Out of the box solutions are being established for the mobile device problem, but now a more direct approach may have been discovered for electric cars.
These batteries can be rapidly recharged in just two minutes, the average amount of time it takes to fill up at the pump. The twenty year shelf life means those who buy electric vehicles can stop worrying about the steep cost of regularly replacing the battery. A deterrent that has kept many who otherwise support alternative driving from making the switch.
The batteries work by using a traditional lithium ion design. However, instead of using graphite for the negative pole, it has been replaced with a titanium dioxide based gel material. It is easier to produce, safer to use, and much cheaper than graphite, and doesn’t have the negative impact on the environment that can contaminate soil.
In fact, titanium dioxide has been safely consumed by humans, and directly applied to the skin via sunscreen lotion. It is a pretty impressive claim, and a brilliant use of an already known component.

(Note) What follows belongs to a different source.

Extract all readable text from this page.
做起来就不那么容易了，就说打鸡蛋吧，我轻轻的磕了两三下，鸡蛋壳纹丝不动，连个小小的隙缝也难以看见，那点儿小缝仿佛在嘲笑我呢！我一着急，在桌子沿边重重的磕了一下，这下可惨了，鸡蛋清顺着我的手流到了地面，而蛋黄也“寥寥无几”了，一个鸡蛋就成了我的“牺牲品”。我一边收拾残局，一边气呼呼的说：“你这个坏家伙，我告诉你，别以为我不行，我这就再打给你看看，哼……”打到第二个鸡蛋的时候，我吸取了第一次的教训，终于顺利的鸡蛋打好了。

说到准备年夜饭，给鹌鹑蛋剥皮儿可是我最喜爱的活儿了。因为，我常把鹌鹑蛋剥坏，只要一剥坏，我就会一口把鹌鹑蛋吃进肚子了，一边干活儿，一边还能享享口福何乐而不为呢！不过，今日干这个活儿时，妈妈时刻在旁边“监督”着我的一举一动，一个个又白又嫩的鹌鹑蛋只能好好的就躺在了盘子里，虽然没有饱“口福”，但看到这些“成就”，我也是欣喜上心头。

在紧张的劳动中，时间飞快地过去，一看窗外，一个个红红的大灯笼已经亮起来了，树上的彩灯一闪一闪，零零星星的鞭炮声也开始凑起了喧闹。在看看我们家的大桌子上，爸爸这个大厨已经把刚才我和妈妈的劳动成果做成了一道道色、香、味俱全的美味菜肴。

The project has been headed by the batteries primary inventor, Associate Professor Chen Xiaodong.
Obviously, this is more than just a discovery for the use in electric cars. Battery life and function is a concern for all industries, and once they have a grant to produce a working prototype, production can’t be far behind. They just have to establish their proof of concept, and there will be any number of eager investors chomping at the bit.
Which means others are going to be waiting to apply the same research and development to other battery types, and then there will be a scramble to start producing them for other consumer tech products.
Fingers crossed for a phone that doesn’t have to be charged once or twice a day! Oh, and mass appealing electric cars, of course.